How to Setup your Linux OS for Splunk Installation Correctly
How to Setup your Linux OS for Splunk Installation Correctly?
Splunk Enterprise the leading SIEM and data analytics solution comes as a software installer that can be installed on a number of operating systems such as Linux, Windows, and macOS. Splunk doesn’t provide ISO or OVA files which can be simply spun up along with OS on the Hyper virtualization software like Windows Hyper-V or VMWare ESXi directly. As such the responsibility relies on clients to install and set up their own preferred choice of OS and harden it as per their organization’s needs. Once this is done often by the client’s system admin team, they hand over these VMs to Splunk Consultant to start the Splunk Installation and configuration process.
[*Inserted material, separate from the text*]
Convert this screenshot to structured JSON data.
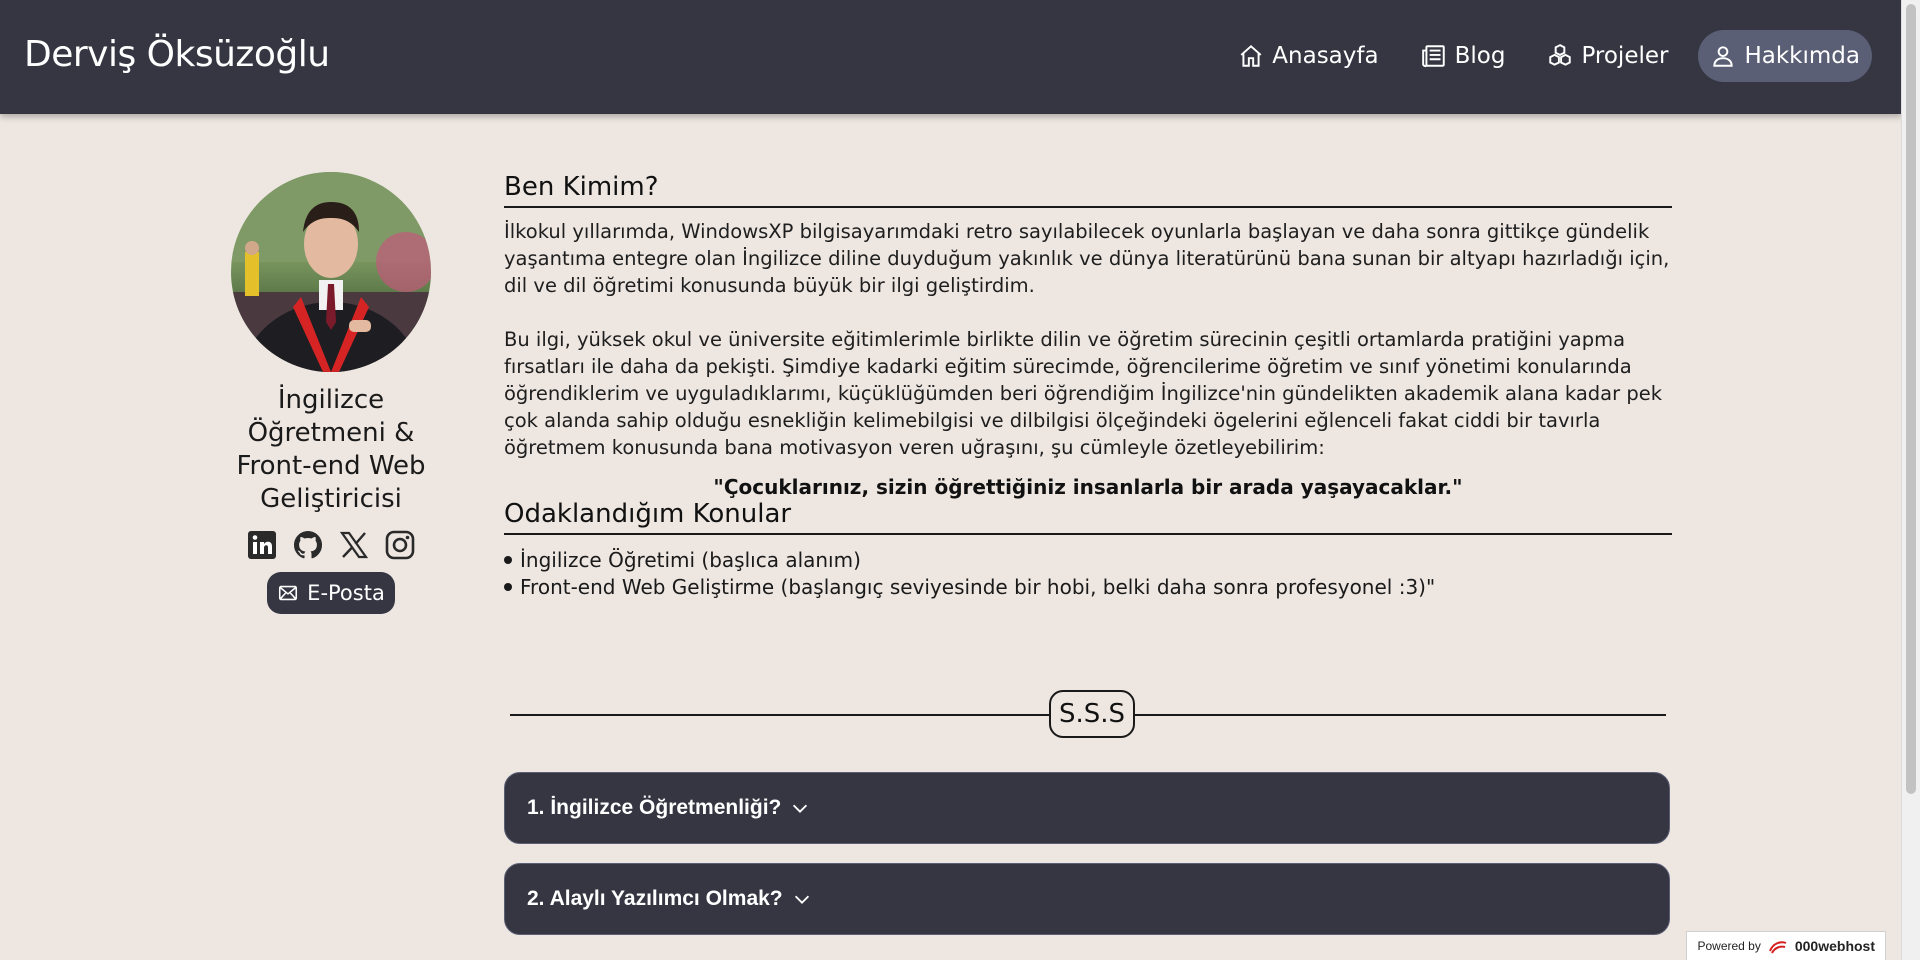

Now time and again we have seen due to certain OS level specifications or the way VM is provisioned, or the way disk storage is mounted on different servers it leads to degraded Splunk performance. And at times serious issues with indexing as it requires large and designated space to store various buckets such as hot, warm, cold frozen, etc.
In the current blog post, we will try to mention the best practices and provide the commands which Splunk Consultants and client’ system teams can easily follow to set up the OS correctly before even starting with the actual Splunk Installation. For this article, we will take Linux OS as our reference OS as it’s the most widely used and the most recommended OS for most customers to install their Splunk Enterprise given the efficiency and security it offers as compared to other OS options available.
By following this procedure, you will also eliminate the risk of meeting OS imposed limits that impede high-performance Splunk operation, regardless of how the Splunk process is started or if any boot-time race conditions exist.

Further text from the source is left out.